Median Empire Motorcycle Club
- Founded: 2011
- Founded at: Cologne, Germany
- Type: Outlaw motorcycle club
- Region served: Germany United Arab Emirates Sweden
- President: Kawan Azad

= Median Empire Motorcycle Club =

Median Empire is a German outlaw motorcycle club. It was founded in 2011 in Cologne and has a predominantly Kurdish membership.

== History ==
The Median Empire MC was formed on November 11, 2011, after the Cologne chapter of the Mongols decided to split from the organization and form their own club. The name refers to the ancient Median Empire. The club's membership is mostly Kurdish, with some German members. Its symbols are a helmeted skull and the number 135. 135 stands for the thirteenth (M) and the fifth (E) letter of the alphabet (ME = Median Empire). The club also uses the acronym/motto E.F.F.E which stands for "Empire Forever Forever Empire".

Median Empire is currently led by Kawan Azad, a former member of the Mongols. Azad was born in 1982 in Iranian Kurdistan, and moved to Germany at age 9. His parents were active members of the Communist Party of Iran and Azad himself was previously a member of the Kurdistan Workers' Party.

Like many outlaw motorcycle clubs, Median Empire claims to have no involvement in organized crime. The club claims to earn income from membership fees and by providing bouncers at nightclubs.

Median Empire is reported to have chapters in Cologne, Bonn, Nuremberg, Karlsruhe, Düsseldorf, Viersen, and Duisburg. Aside from Germany, the club is reported to have a chapter in Dubai, United Arab Emirates. According to the club's website, they are also in the process of establishing a chapter in Russia. Median Empire has established a support club, known as the Guerrilleros, with chapters in both Germany and Sweden (Gothenburg and Trollhättan).

In 2012, there were tensions between Median Empire and the Hells Angels in the Cologne area. After a Hells Angels owned property was vandalized with spray paint, 30 Hells Angels members travelled to a shisa bar owned by a Median Empire president Kawan Azad. Median Empire denied any involvement in the vandalism, and local police later forced both groups to disperse. Shortly after the confrontation, the shisha bar was fired upon several times with a shotgun. A 38-year-old man, Olaf L., was charged with two counts of attempted murder, as the bar manager and his girlfriend were present during the attack. He denied any connection to the Hells Angels. Later in 2012, the Federal Office for the Protection of the Constitution, Germany's domestic intelligence agency, confirmed it was monitoring the expansion of Median Empire.

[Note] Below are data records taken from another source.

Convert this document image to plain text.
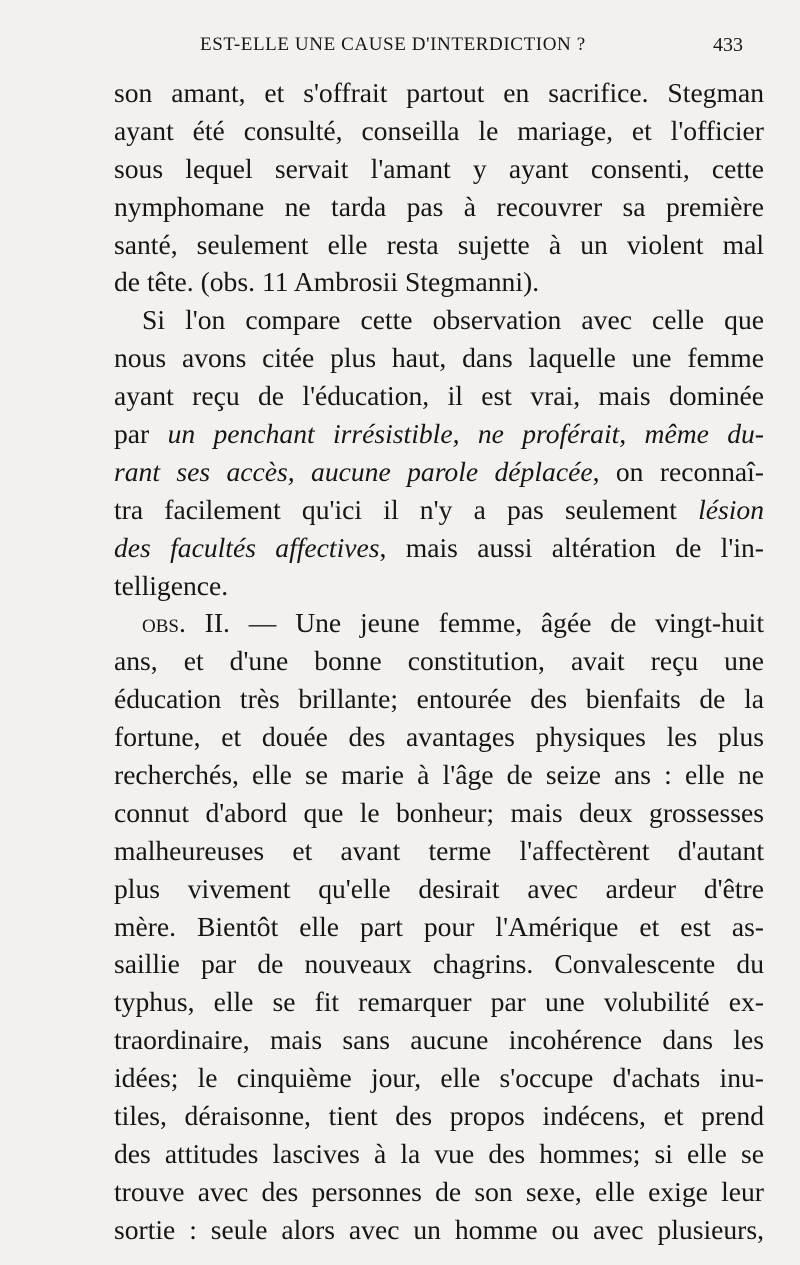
EST-ELLE UNE CAUSE D'INTERDICTION ?	433
son amant, et s'offrait partout en sacrifice. Stegman
ayant été consulté, conseilla le mariage, et l'officier
sous lequel servait l'amant y ayant consenti, cette
nymphomane ne tarda pas à recouvrer sa première
santé, seulement elle resta sujette à un violent mal
de tête. (obs. 11 Ambrosii Stegmanni).
Si l'on compare cette observation avec celle que
nous avons citée plus haut, dans laquelle une femme
ayant reçu de l'éducation, il est vrai, mais dominée
par un penchant irrésistible, ne proférait, même du-
rant ses accès, aucune parole déplacée, on reconnaî-
tra facilement qu'ici il n'y a pas seulement lésion
des facultés affectives, mais aussi altération de l'in-
telligence.
obs. II. — Une jeune femme, âgée de vingt-huit
ans, et d'une bonne constitution, avait reçu une
éducation très brillante; entourée des bienfaits de la
fortune, et douée des avantages physiques les plus
recherchés, elle se marie à l'âge de seize ans : elle ne
connut d'abord que le bonheur; mais deux grossesses
malheureuses et avant terme l'affectèrent d'autant
plus vivement qu'elle desirait avec ardeur d'être
mère. Bientôt elle part pour l'Amérique et est as-
saillie par de nouveaux chagrins. Convalescente du
typhus, elle se fit remarquer par une volubilité ex-
traordinaire, mais sans aucune incohérence dans les
idées; le cinquième jour, elle s'occupe d'achats inu-
tiles, déraisonne, tient des propos indécens, et prend
des attitudes lascives à la vue des hommes; si elle se
trouve avec des personnes de son sexe, elle exige leur
sortie : seule alors avec un homme ou avec plusieurs,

In 2014, it was reported that members of Median Empire had travelled to Syria to support the Kurdish Peshmerga fighting against ISIS in the Syrian Civil War. The club also distributed aid to Kurdish and Syrian refugees displaced by the fighting.

In 2016, a Median Empire member was killed during a SEK raid on his Dortmund apartment. The man was known to police as a local pimp and had failed to appear in court after being sentenced to 2.5 years in prison for fraud.